La presenza di una retroazione di alcuni tratti culturali, come la dieta, sulla nostra evoluzione naturale non deve stupirci. Un altro caso molto famoso è infatti quello della lattasi: la nostra capacità di consumare prodotti caseari e assorbirne gli zuccheri deriverebbe infatti dall’emergenza della pratica culturale dell’allevamento del bestiame. Più o meno a partire da 8000 anni fa, a seguito dell’addomesticamento dei bovini, gli esseri umani incominciarono infatti a cibarsi di latte. In tutti i mammiferi la capacità di digerire il lattosio scema dopo lo svezzamento; al contrario in alcune popolazioni umane è presente una variante dell’allele della lattasi che permette di digerire e assimilare il lattosio anche in età adulta.
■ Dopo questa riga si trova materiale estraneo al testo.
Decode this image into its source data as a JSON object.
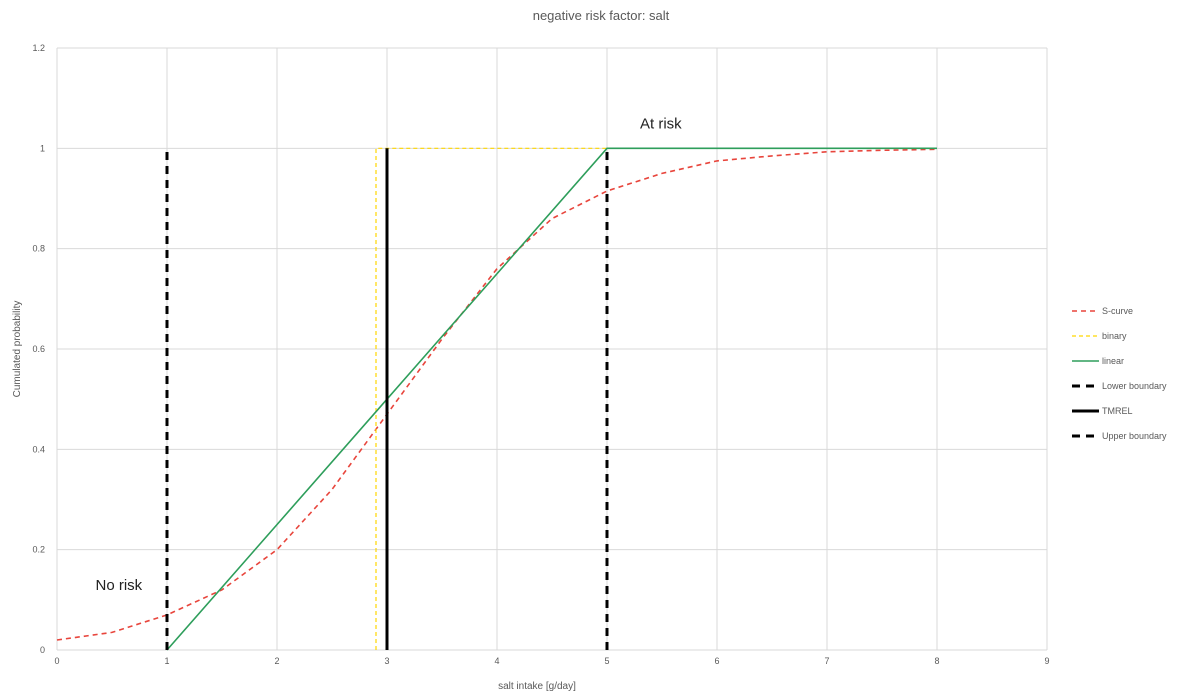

Un’analisi comparativa ha rilevato che l’emergenza e il comportamento di allevamento si è diffuso prima dei geni legati all’assorbimento del lattosio e non viceversa4.
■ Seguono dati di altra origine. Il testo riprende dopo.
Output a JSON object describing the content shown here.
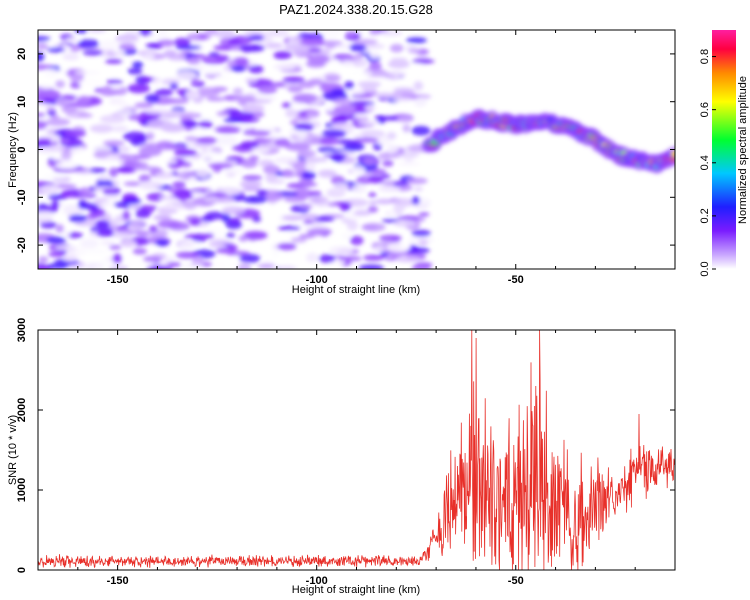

L’addomesticamento del bestiame sembrerebbe quindi aver alterato l’ambiente selettivo in cui vivevano gli esseri umani, trasformando, all’interno di alcune popolazioni, a loro vantaggio la capacità di scomporre la molecola di questo zucchero. Di conseguenza, grazie alla selezione naturale, è aumentata la frequenza dell’allele fautore di tale fenomeno5. È importante sottolineare che in questo caso non è presente, “lamarckianamente”, una modifica diretta del tratto culturale su quello naturale: la selezione naturale ha agito attraverso un ambiente culturalmente modificato. Dobbiamo infatti sempre ricordarci che nel caso particolare dell’essere umano la “nicchia” ambientale è composta da elementi non solo ecologici, ma anche sociali e culturali e anch’essi influenzano le pressioni selettive che agiscono su noi stessi. Alcuni autori parlano infatti di “auto-domesticazione” dell’essere umano: l’aumento delle pressioni selettive sociali potrebbe aver favorito dei tratti meno aggressivi, favorendo il nostro trend neotenico e lasciando quindi più spazio per l’apprendimento.
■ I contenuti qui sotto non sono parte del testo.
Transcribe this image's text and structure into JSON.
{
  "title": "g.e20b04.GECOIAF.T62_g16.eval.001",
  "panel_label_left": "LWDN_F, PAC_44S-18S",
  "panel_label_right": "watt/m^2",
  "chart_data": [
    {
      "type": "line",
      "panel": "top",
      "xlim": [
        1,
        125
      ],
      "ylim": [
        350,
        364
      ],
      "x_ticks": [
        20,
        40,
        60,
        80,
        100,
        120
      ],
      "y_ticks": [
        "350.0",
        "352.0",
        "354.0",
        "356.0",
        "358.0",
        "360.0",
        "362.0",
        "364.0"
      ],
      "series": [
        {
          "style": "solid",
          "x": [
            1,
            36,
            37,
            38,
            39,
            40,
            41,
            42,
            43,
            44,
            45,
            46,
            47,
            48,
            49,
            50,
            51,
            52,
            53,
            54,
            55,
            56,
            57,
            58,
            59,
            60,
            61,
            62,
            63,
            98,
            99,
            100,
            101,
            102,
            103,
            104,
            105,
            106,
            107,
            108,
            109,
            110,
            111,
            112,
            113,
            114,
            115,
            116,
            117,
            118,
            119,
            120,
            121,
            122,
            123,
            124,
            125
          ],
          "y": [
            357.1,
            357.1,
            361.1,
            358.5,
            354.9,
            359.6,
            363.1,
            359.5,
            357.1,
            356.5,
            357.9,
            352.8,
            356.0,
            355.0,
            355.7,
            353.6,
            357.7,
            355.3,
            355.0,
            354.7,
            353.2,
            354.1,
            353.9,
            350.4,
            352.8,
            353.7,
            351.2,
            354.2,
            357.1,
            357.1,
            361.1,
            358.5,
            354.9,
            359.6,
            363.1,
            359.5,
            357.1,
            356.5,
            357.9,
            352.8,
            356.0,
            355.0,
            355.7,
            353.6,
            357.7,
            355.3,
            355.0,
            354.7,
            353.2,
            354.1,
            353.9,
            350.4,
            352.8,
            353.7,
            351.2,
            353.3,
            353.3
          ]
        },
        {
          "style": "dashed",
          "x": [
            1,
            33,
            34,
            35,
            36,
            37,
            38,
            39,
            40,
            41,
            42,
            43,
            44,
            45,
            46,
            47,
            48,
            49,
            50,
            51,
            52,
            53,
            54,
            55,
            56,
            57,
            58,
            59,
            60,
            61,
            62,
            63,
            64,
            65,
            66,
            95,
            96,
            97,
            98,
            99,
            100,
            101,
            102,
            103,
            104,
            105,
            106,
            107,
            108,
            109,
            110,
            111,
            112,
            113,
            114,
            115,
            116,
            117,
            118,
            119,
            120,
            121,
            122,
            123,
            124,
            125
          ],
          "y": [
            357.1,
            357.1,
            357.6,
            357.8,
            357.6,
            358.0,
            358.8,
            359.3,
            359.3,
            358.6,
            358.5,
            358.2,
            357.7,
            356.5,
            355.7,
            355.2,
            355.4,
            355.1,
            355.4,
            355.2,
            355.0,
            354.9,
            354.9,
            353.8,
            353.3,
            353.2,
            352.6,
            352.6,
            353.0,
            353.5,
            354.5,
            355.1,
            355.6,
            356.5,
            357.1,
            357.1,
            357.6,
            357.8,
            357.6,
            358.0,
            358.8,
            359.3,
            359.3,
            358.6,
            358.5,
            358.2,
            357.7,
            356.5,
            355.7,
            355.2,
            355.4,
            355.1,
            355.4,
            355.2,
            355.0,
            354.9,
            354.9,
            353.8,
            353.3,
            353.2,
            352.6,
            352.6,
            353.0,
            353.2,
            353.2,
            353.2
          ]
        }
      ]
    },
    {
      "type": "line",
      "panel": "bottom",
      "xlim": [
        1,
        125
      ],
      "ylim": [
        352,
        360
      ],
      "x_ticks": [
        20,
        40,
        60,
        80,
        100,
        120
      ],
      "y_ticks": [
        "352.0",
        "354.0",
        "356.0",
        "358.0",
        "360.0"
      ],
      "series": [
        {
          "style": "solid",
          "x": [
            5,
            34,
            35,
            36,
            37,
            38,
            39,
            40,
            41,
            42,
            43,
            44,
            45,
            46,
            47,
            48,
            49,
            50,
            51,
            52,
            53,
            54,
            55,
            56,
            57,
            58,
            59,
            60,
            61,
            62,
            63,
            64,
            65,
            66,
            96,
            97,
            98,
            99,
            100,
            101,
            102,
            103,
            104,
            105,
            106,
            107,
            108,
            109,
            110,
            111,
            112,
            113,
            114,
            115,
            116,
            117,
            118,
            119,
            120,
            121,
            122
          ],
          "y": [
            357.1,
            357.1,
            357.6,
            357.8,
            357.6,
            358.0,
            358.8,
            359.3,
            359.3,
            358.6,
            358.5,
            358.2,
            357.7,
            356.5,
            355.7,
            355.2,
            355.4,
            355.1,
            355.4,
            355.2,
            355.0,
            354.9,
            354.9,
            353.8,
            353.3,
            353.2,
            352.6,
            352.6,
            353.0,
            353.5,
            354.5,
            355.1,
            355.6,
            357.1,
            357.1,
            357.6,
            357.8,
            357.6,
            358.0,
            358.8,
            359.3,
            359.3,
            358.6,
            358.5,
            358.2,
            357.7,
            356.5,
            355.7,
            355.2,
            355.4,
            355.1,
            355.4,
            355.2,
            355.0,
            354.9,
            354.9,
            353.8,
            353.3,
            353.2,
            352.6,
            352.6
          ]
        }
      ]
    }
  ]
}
Il filosofo Peter Sloterdijk metaforicamente parla di questo ambiente sociale-culturale come una «incubatrice», un insieme di «modi di abitare umani» che simulano le condizioni intrauterine e permettono i processi di ominazione. In particolare egli rintraccia quattro diversi meccanismi «in cammino verso il linguaggio»: il meccanismo dell’insulazione, il meccanismo della liberazione dai limiti corporei, il meccanismo della pedomorfosi o neotenia e il meccanismo della trasposizione6. Tutte le pratiche culturali legate alla socialità, come il gioco, l’apprendimento o la caccia avrebbero contribuito in passato a creare un ambiente in cui le pressioni selettive esclusivamente ambientali divennero sempre meno influenti grazie alle pressioni selettive sociali interne al gruppo. Le nostre azioni singolari hanno avuto una risonanza incisiva sugli altri: abbiamo nutrito (o salvato) noi stessi nutrendo gli altri, e viceversa. Ereditando e condividendo un ambiente custode delle pratiche culturali siamo stati in grado di retroagire sulla nostra stessa evoluzione biologica.


Note

1 Cfr. R. Wrangham, R. Carmody, Human Adaption to the Control of Fire, in “Evolutionary Anthropology”, vol. 19., Oct. 2010, pp. 187-199.
2https://www.scientificamerican.com/article/food-for-thought-was-cooking-a-pivotal-step-in-human-evolution/
3 https://ilbolive.unipd.it/it/news/dieta-nostri-antenati-dal-tartaro-fossilizzato
4 Cfr. C. Holden, R. Mace, Phylogenetic analysis of the evolution of lactose digestion in adults, in “Human Biology”, vol. 69, n. 5, 1999, pp. 605-628.
5 Cfr. E. Jablonka, M.J. Lamb, L’evoluzionismo in quattro dimensioni. Variazione genetica, epigenetica, comportamentale e simbolica nella storia della vita, UTET Libreria, Milano 2007, pp. 365-367.
6 P. Sloterdijk, “La domesticazione dell’essere”, in P. Sloterdijk, Non siamo ancora stati salvati. Saggi dopo Heidegger, Bompiani, Milano 2004, p. 151.